The well-posedness issue in endpoint spaces for an inviscid low-Mach number limit system

TL;DR

This paper investigates the well-posedness of a low-Mach number limit system with heat conduction in Besov spaces, providing new estimates and conditions for existence, uniqueness, and lifespan of solutions in various function space settings.

Contribution

It extends well-posedness results for the low-Mach system in Besov spaces, introducing new a priori estimates and handling cases with different integrability and smallness conditions.

Findings

Established well-posedness in Besov spaces for various p values.

Derived a new a priori estimate for parabolic equations.

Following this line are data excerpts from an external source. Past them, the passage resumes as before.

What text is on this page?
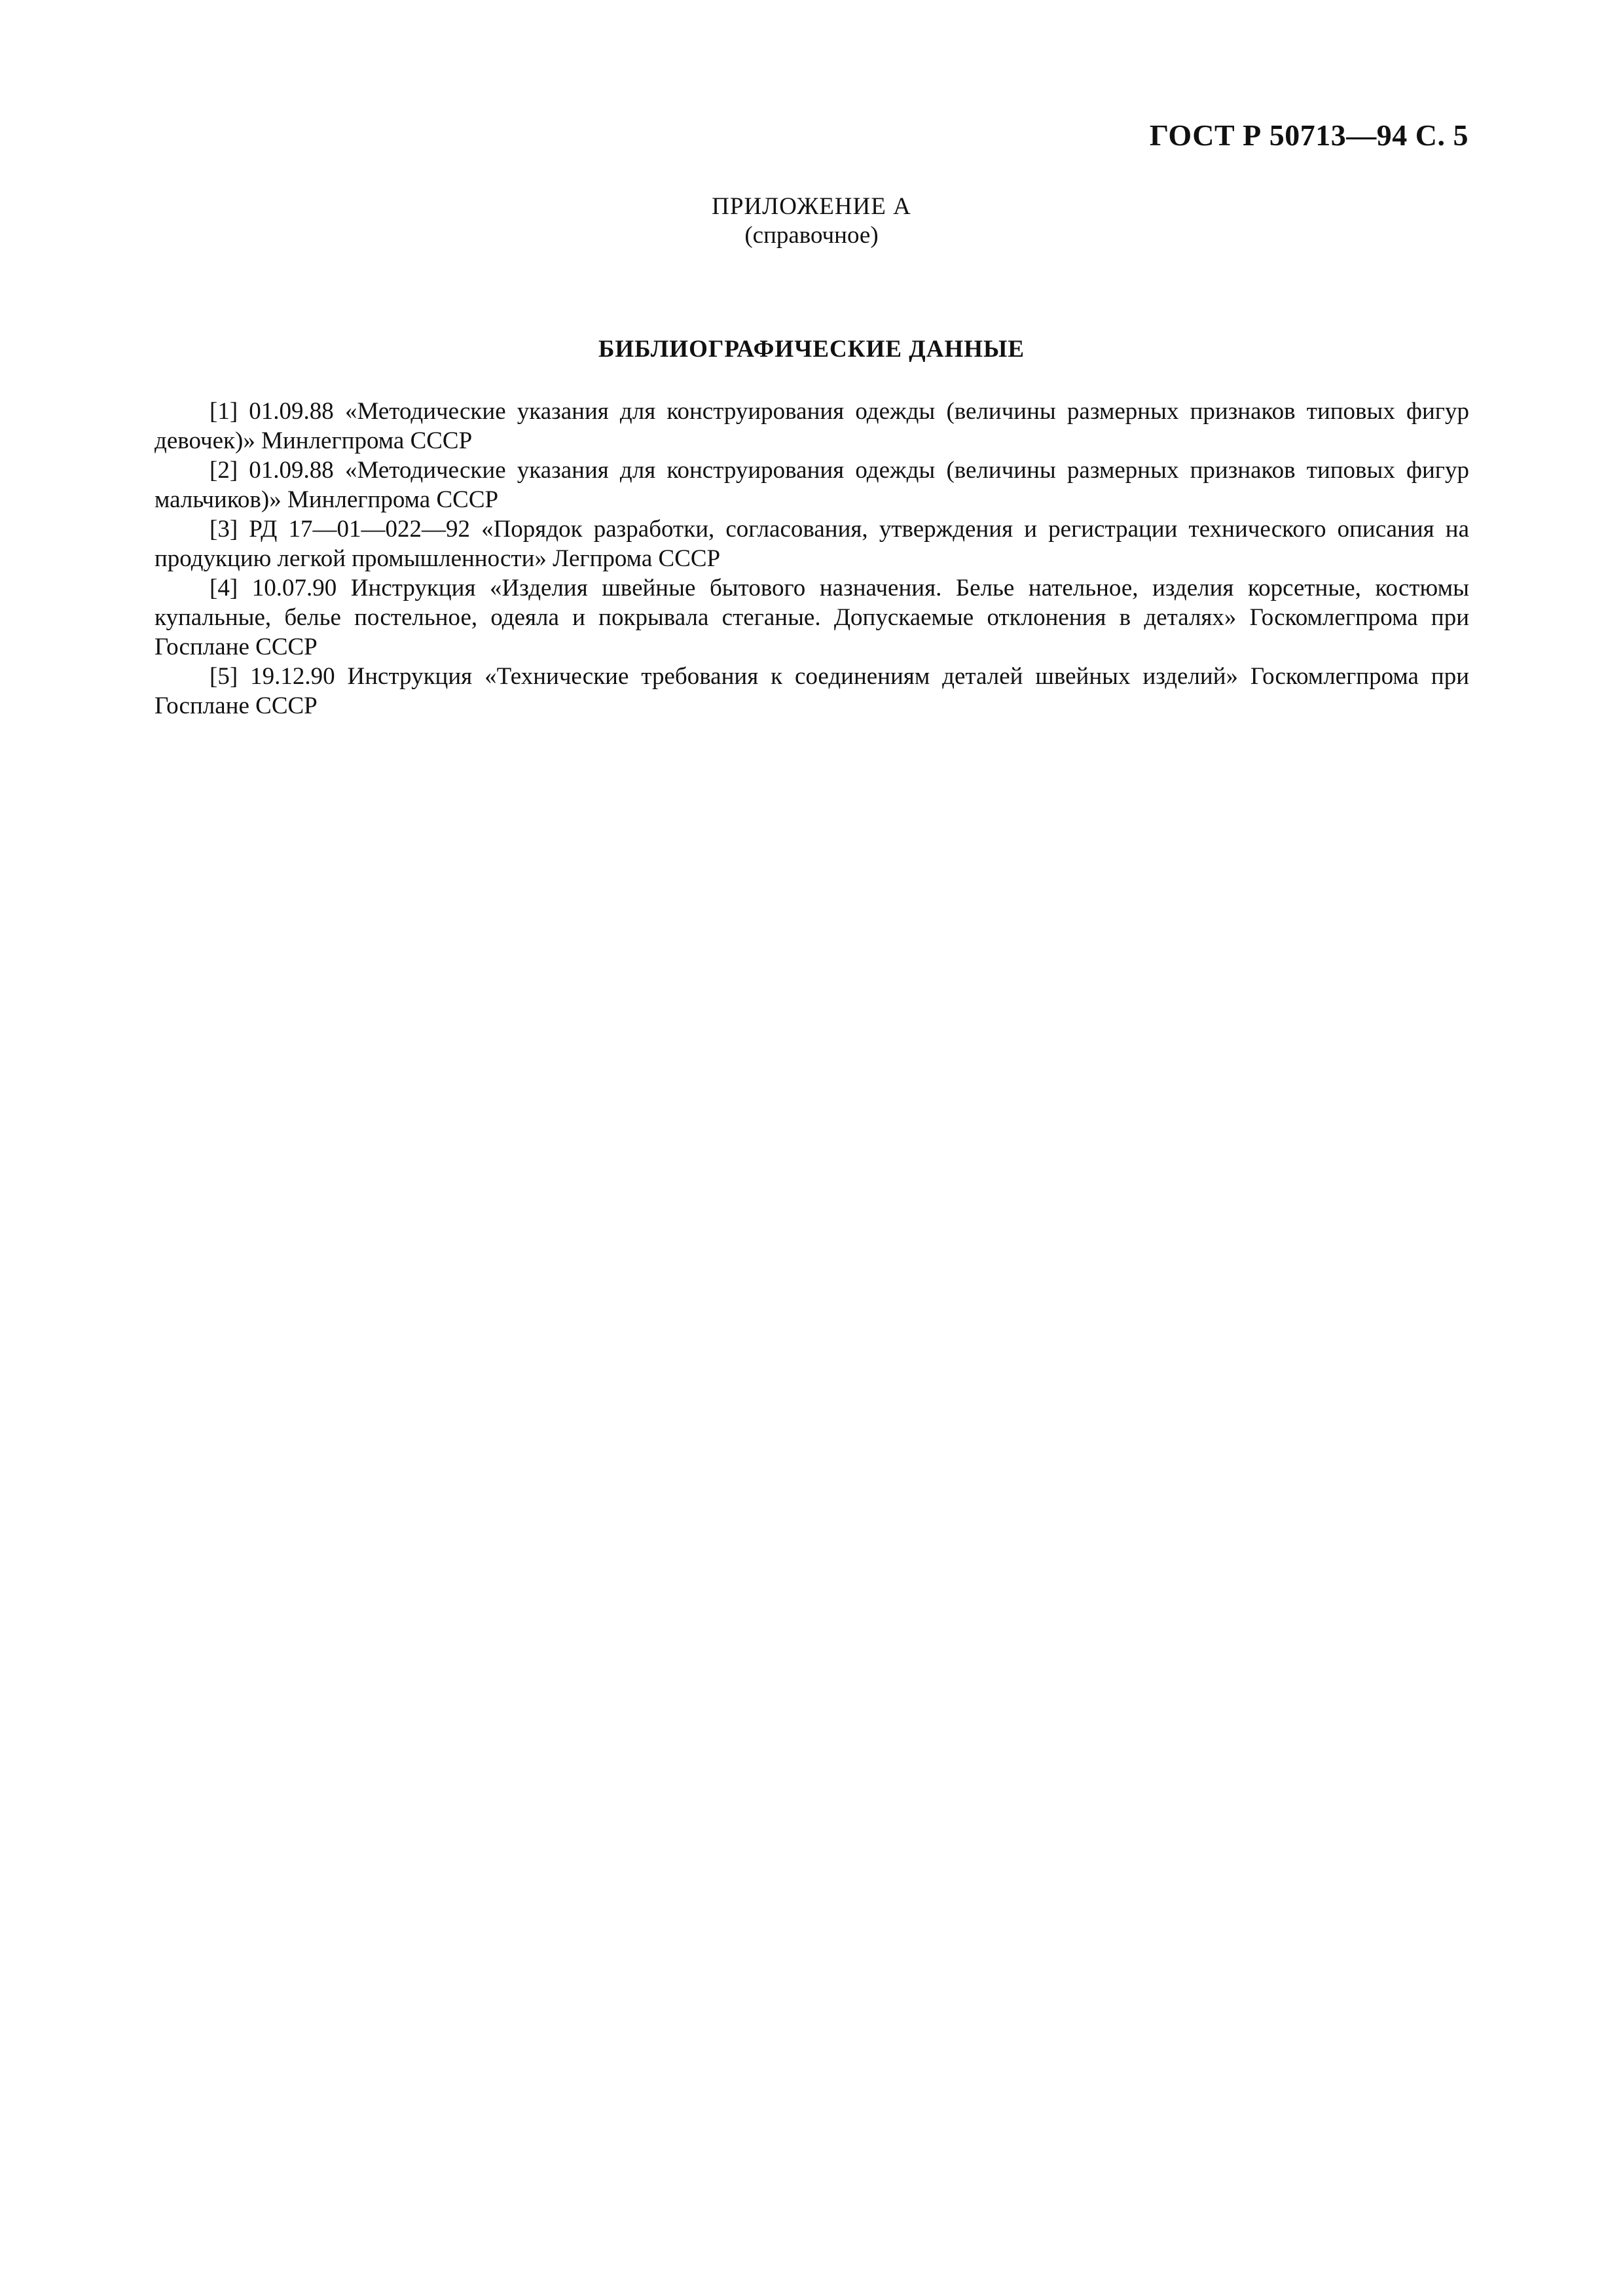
ГОСТ Р 50713—94 С. 5
ПРИЛОЖЕНИЕ А
(справочное)
БИБЛИОГРАФИЧЕСКИЕ ДАННЫЕ

[1] 01.09.88 «Методические указания для конструирования одежды (величины размерных признаков типовых фигур девочек)» Минлегпрома СССР

[2] 01.09.88 «Методические указания для конструирования одежды (величины размерных признаков типовых фигур мальчиков)» Минлегпрома СССР

[3] РД 17—01—022—92 «Порядок разработки, согласования, утверждения и регистрации технического описания на продукцию легкой промышленности» Легпрома СССР

[4] 10.07.90 Инструкция «Изделия швейные бытового назначения. Белье нательное, изделия корсетные, костюмы купальные, белье постельное, одеяла и покрывала стеганые. Допускаемые отклонения в деталях» Госкомлегпрома при Госплане СССР

[5] 19.12.90 Инструкция «Технические требования к соединениям деталей швейных изделий» Госкомлегпрома при Госплане СССР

Provided a lower bound for solution lifespan, especially in 2D.

Abstract

The present paper is devoted to the well-posedness issue for a low-Mach number limit system with heat conduction but no viscosity. We will work in the framework of general Besov spaces $B^s_{p,r}(\R^d)$, $d\geq 2$, which can be embedded into the class of Lipschitz functions. Firstly, we consider the case of $p\in[2,4]$, with no further restrictions on the initial data. Then we tackle the case of any $p\in\,]1,\infty]$, but requiring also a finite energy assumption. The extreme value $p=\infty$ can be treated due to a new a priori estimate for parabolic equations. At last we also briefly consider the case of any $p\in ]1,\infty[$ but with smallness condition on initial inhomogeneity. A continuation criterion and a lower bound for the lifespan of the solution are proved as well. In particular in dimension 2, the lower bound goes to infinity as the initial density tends to a constant.